Recently an article of mine on healthcare, “Healthcare and Radical Monopoly,” was published in The Freeman: Ideas on Liberty. Since I wrote the article several months ago, I chose healthcare as the topic for my forthcoming C4SS research paper.
One thing I barely touched on in the article for The Freeman, that I’ve been digging into heavily since, is the absolutely astonishing levels of overhead in hospitals, and the pathological organizational culture that contributes to it.
Of course Obama’s healthcare “reform” is focused almost entirely on the insurance industry, rather than on the costs of healthcare itself. But while insurance company price-gouging and profit margins contribute to skyrocketing premiums, it’s very much a secondary effect–mostly icing on the cake. The main factor behind rising insurance premiums is the rising prices hospitals charge for delivery of actual services.
And the organizational culture of hospitals is the main culprit. Standard management accounting practices are at the heart of that culture. Under GAAP accounting rules, which Donaldson Brown played a major role in developing at Du Pont and GM ninety years ago, only labor counts as a direct/variable cost. Capital expenditures and administrative costs go to general overhead, and are treated as fixed.
So while the MBAs obsessively try to shave off every possible minute nursing staff are scheduled, they pour money down ratholes on the kinds of wasteful white elephant capital boondoggles you might have seen in the old USSR–not to mention having a level of administrative overhead rivaling the Ministry of Central Services in the movie “Brazil.”
At the hospital where I work, I’ve seen entire floors remodeled at enormous expense, just to make them less functional than before. I’ve seen a perfectly functional telephone system on my ward replaced at a cost of thousands of dollars, and a totally acceptable photocopier replaced at a cost of thousands more, just because they had the money in their capital budget and couldn’t think of anything else to spend it on. I’ve seen the hospital add a DaVinci “surgical robot” and invest in extremely expensive specialty treatments for high-end niche markets, while patients shit the bed waiting for bedpans and go five days without a bath or linen change. Most recently, the hospital announced an $8 million expansion of ER; the money spend on that alone would probably be enough to increase the staffing ratio to one orderly for each six patients, what it used to be fifteen years of downsizing ago, and fund it at that level for ten years. But spending that money on labor for patient care would lower “productivity,” according to their pointy-haired MBA metrics–despite the fact that the money they’re ostensibly saving from staffing cuts now is more than offset by the resulting increases in med errors, falls, and hospital-acquired infections.
The objects of capital spending remind me of Friedrich Hayek’s predictions for a centrally planned economy:
“There is no reason to expect that production would stop, or that the authorities would find difficulty in using all the available resources somehow, or even that output would be permanently lower than it had been before planning started . . . . [We should expect] the excessive development of some lines of production at the expense of others and the use of methods which are inappropriate under the circumstances.
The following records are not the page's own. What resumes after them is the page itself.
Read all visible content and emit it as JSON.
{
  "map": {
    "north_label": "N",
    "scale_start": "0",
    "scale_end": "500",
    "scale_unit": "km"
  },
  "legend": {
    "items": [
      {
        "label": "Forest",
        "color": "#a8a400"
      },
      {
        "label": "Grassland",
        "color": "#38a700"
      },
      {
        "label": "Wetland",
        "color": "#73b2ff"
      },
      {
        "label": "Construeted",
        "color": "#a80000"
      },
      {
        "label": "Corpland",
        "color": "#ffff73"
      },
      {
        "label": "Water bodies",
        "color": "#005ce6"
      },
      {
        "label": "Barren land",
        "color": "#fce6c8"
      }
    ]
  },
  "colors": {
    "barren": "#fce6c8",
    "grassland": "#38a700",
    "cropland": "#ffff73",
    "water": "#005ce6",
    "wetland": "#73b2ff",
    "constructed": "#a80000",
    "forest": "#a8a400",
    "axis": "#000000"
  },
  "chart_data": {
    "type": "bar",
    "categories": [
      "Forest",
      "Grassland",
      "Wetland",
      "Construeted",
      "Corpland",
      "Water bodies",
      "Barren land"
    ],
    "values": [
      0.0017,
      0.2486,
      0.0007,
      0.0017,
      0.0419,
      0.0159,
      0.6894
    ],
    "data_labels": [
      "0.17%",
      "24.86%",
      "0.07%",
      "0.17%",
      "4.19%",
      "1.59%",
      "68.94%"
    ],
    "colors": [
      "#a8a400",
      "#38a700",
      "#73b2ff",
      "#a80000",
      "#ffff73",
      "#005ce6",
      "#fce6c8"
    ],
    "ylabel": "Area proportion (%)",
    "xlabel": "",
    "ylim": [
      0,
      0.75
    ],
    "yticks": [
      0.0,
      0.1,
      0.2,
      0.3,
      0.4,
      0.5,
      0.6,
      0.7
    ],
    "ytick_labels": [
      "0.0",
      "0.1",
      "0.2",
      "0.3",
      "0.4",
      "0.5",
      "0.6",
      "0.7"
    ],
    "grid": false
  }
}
We should expect to find overdevelopment of some industries at a cost which was not justified by the importance of their increased output and see unchecked the ambition of the engineer to apply the latest development elsewhere, without considering whether they were economically suited in the situation. In many cases the use of the latest methods of production, which could not have been applied without central planning, would then be a symptom of a misuse of resources rather than a proof of success.”
In particular, Hayek cited “the excellence, from a technological point of view,” of some Soviet industrial machinery. It was excellent. It’s just that nobody had any idea, given the grossly distorted incentives and price signals in the Soviet economy, whether it was worth the resources put into it.
But under GAAP rules, overhead doesn’t matter because, thanks to the miracle of “overhead absorption,” it just gets passed on to the customer as a markup. Hence the $3 bag of saline solution that’s billed for $300–not to mention the infamous $10 aspirin. It’s what Paul Goodman called “the great realm of cost-plus”–the very same culture that gave us the $600 toilet seat at Pentagon contractors.
The only solution is to let conventional bureaucratic hospitals rot, bypass them, and start over from scratch. It means eliminating the organizational culture of prestige salaries, mission statements, Weberian “best practices,” work rules, and job descriptions. It means, instead of interdepartmental “quality improvement committees,” empowering those actually providing the care to act on what’s right in front of them without interference from pointy-haired bosses.
It means, especially, decentralized delivery of service and cooperative finance: small, neighborhood cooperative hospitals that bypass the insurance system altogether and operate on the same flat-fee membership basis as John Muney’s clinics in New York, or Qliance in Seattle. This would have two primary benefits: first, because of the flat-rate fee, there’s no incentive to mutual logrolling between specialists, padding the bill with a $6000 CT scan, etc.; second, as Muney pointed out, it eliminates the 25% or so of costs that come from insurance paperwork.
The future of healthcare is not Obamacare, or any other statist legislative agenda created at a table where the seats are all occupied by the people who created the problem. If there is any hope for affordable healthcare, it lies in small, bottom-up, patient-driven institutions that route around all the inefficiencies and irrationalities of state capitalist healthcare.